No more time for clinical trial and error

| | Updated on: Jan 22, 2016




Recent trial disasters overseas highlight why India cannot afford to let its guard down

It’s almost 10 years since the “elephant man” clinical trial incident took place in Northwick Park Hospital, London. Six men on early — stage trials of an experimental cancer and auto-immune drug ended up with disastrous consequences including a bloated head, organ failure and one of them eventually lost his toes and fingers.

Last week, a healthy volunteer died in France following early trials on an experimental painkiller that left five others hospitalised.

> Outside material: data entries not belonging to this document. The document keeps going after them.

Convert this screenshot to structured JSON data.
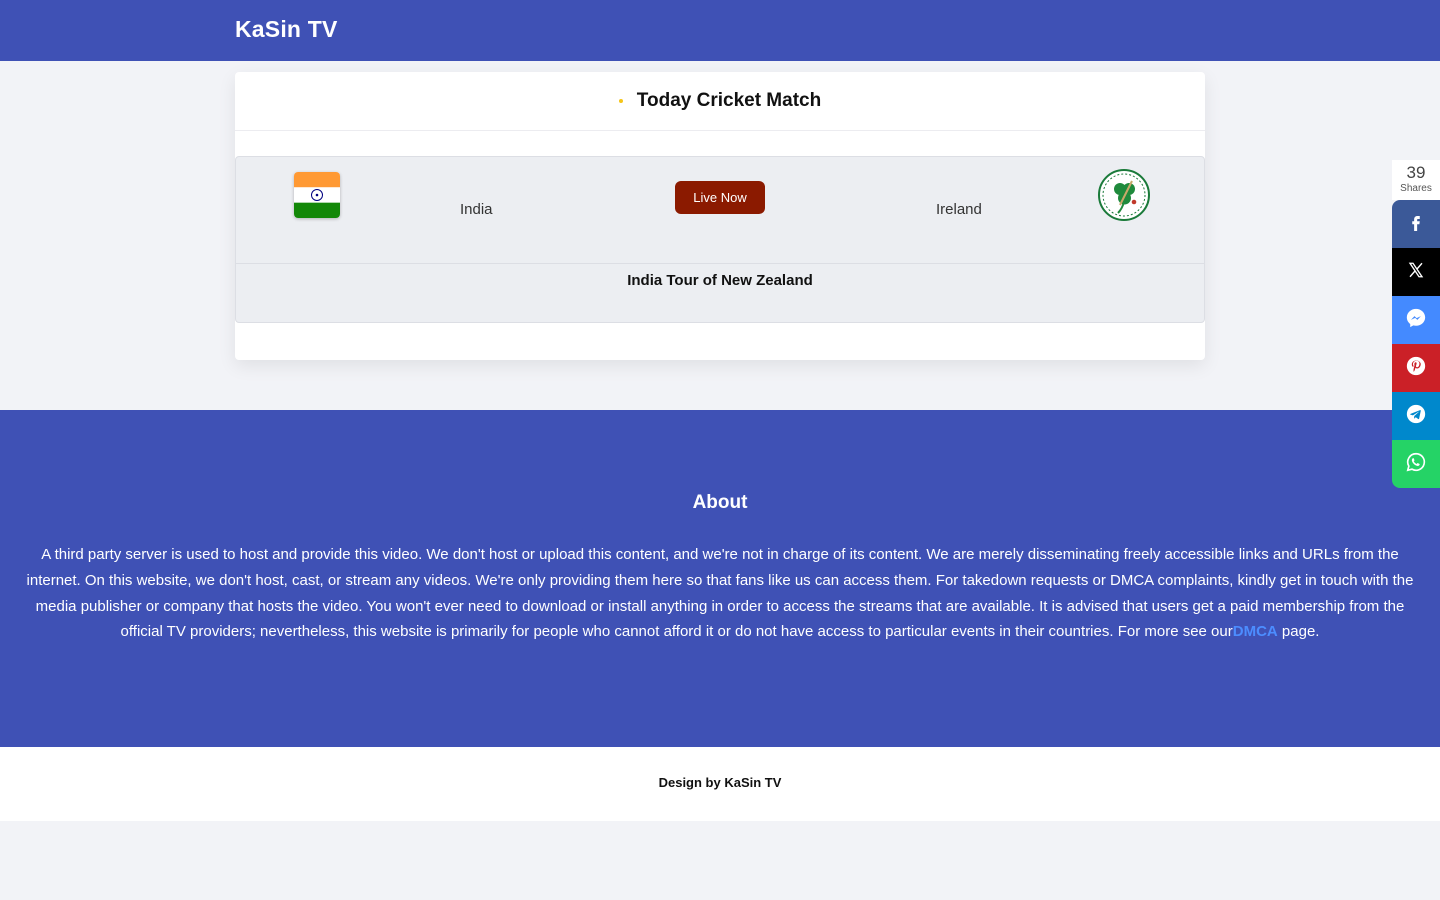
{
  "header": {
    "site_title": "KaSin TV",
    "background": "#3f51b5"
  },
  "card": {
    "title": "Today Cricket Match",
    "match": {
      "team_left": "India",
      "team_left_logo": "india-flag",
      "team_right": "Ireland",
      "team_right_logo": "ireland-cricket-logo",
      "live_label": "Live Now",
      "live_color": "#8b1a00",
      "tour": "India Tour of New Zealand"
    }
  },
  "about": {
    "title": "About",
    "text": "A third party server is used to host and provide this video. We don't host or upload this content, and we're not in charge of its content. We are merely disseminating freely accessible links and URLs from the internet. On this website, we don't host, cast, or stream any videos. We're only providing them here so that fans like us can access them. For takedown requests or DMCA complaints, kindly get in touch with the media publisher or company that hosts the video. You won't ever need to download or install anything in order to access the streams that are available. It is advised that users get a paid membership from the official TV providers; nevertheless, this website is primarily for people who cannot afford it or do not have access to particular events in their countries. For more see our",
    "link_label": "DMCA",
    "text_after": " page."
  },
  "footer": {
    "text": "Design by KaSin TV"
  },
  "share": {
    "count": "39",
    "label": "Shares",
    "buttons": [
      {
        "name": "facebook",
        "icon": "facebook-icon",
        "color": "#3b5998"
      },
      {
        "name": "twitter",
        "icon": "x-icon",
        "color": "#000000"
      },
      {
        "name": "messenger",
        "icon": "messenger-icon",
        "color": "#448aff"
      },
      {
        "name": "pinterest",
        "icon": "pinterest-icon",
        "color": "#cb2027"
      },
      {
        "name": "telegram",
        "icon": "telegram-icon",
        "color": "#0088cc"
      },
      {
        "name": "whatsapp",
        "icon": "whatsapp-icon",
        "color": "#25d366"
      }
    ]
  }
}
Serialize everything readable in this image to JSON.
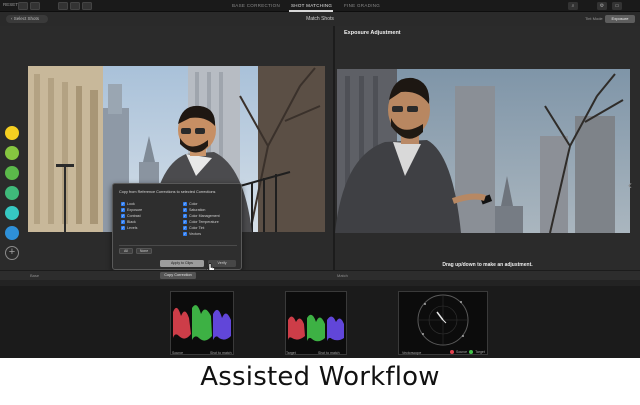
{
  "topbar": {
    "left_label": "RESET",
    "tabs": [
      {
        "label": "BASE CORRECTION",
        "active": false
      },
      {
        "label": "SHOT MATCHING",
        "active": true
      },
      {
        "label": "FINE GRADING",
        "active": false
      }
    ]
  },
  "subbar": {
    "back_label": "‹ Select Shots",
    "title": "Match Shots",
    "right_label": "Tint Mode",
    "right_chip": "Exposure"
  },
  "viewer": {
    "exposure_label": "Exposure Adjustment",
    "drag_hint": "Drag up/down to make an adjustment."
  },
  "swatches": {
    "colors": [
      "#f5cf21",
      "#86c640",
      "#5bb94a",
      "#3fba7a",
      "#36c8c2",
      "#2e90d8"
    ]
  },
  "dialog": {
    "title": "Copy from Reference Corrections to selected Corrections",
    "col1": [
      "Look",
      "Exposure",
      "Contrast",
      "Black",
      "Levels"
    ],
    "col2": [
      "Color",
      "Saturation",
      "Color Management",
      "Color Temperature",
      "Color Tint",
      "Vectors"
    ],
    "all_label": "All",
    "none_label": "None",
    "apply_label": "Apply to Clips",
    "verify_label": "Verify"
  },
  "toolstrip": {
    "left_label": "Base",
    "right_label": "Match",
    "copy_button": "Copy Correction"
  },
  "scopes": {
    "left_caption_a": "Source",
    "left_caption_b": "Shot to match",
    "mid_caption_a": "Target",
    "mid_caption_b": "Shot to match",
    "vs_label": "Vectorscope",
    "vs_source": "Source",
    "vs_target": "Target"
  },
  "caption": "Assisted Workflow"
}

Both incidents were early-stage trials on a drug being exposed to humans for the first time. But their occurrence in countries, despite stringent rules and homogenous populations, bring home key messages for a melting-pot like India.

In India, with its different languages, literacy and economic conditions, protecting the patient participating in a clinical trial becomes that much more difficult, as it is important. Clinical trials involve several levels of testing medicines on animals and humans before a drug is marketed. And they are an important avenue to bring in new drugs and medicines specific to the country’s healthcare needs.

But the segment came in for intense scrutiny following a case filed in the Supreme Court. And under its watch, the Union government tightened the regulatory framework, including bringing in a three-step approval process for trials done in India. It also strengthened the consent process with an audio-visual system to record the consent of a volunteer or patient participating in a trial and outlined norms for compensation, in case of injury or death.

In the last three years, the government and industry have walked some distance in addressing these concerns, but some issues still need to be resolved. For instance, are all the drugs tested in India marketed here too? And do people who participate in drug trials get the medicine free or at reduced prices for the rest of their lives (after the trials), ask patient-group representatives.

One of the most difficult issues to resolve continues to be making that link between the trial drug and death or injury of the volunteer/ patient (see box).

Some positives

And that leads us to the question of a redress mechanism for the volunteer who disagrees with the compensation assessment made by the different committees scrutinising the trial.

Nevertheless, there has been some ground covered on streamlining clinical trials. For example, last year saw an increased number of 25 Subject Expert Committees (in various therapeutic areas) to evaluate clinical trial applications. The task now is to standardise their functioning, says Suresh Menon, with the Indian Society for Clinical Research.

Other developments include the plan for pre-submission meetings between the applicants and the regulatory office, for a better understanding of the trial and what it sets out to achieve.

Industry representatives seek more clarity on the definition of “vulnerable” people who need to be put through audio-visual consent, for instance. And the possible cap of three trials allowed per investigator, which industry feels does not take recognise the varying capabilities of researchers or doctors and the cities and infrastructure they operate in.

Patient voice

With compensation hinging on linking the death to the trial, it is clear that the patient or volunteer needs to have greater participation in the deciding process.

Generic manufacturer Locost’s S Srinivasan is in favour of an autonomous appellate body for patients to seek redress, if they disagree with the compensation assessment.

But clinical research expert Shoibal Mukherjee points out that the redress mechanism needs to be scientific and transparent.

There needs to be a clear explanation on why someone is given compensation or not.

In fact, says Amar Jesani, Editor with the Indian Journal of Medical Ethics, patients should be involved much earlier, when the discussion is taken up for compensation.

“You cannot have a procedure that has no space for the victim,” he says, adding that medicine and medical research will be better off if it is transparent.

Only then will incidents like the France and the UK trial disasters not end up as “ammunition” against clinical trials, but work instead to reinforce protection of the volunteer who participates in a trial towards a better medicine.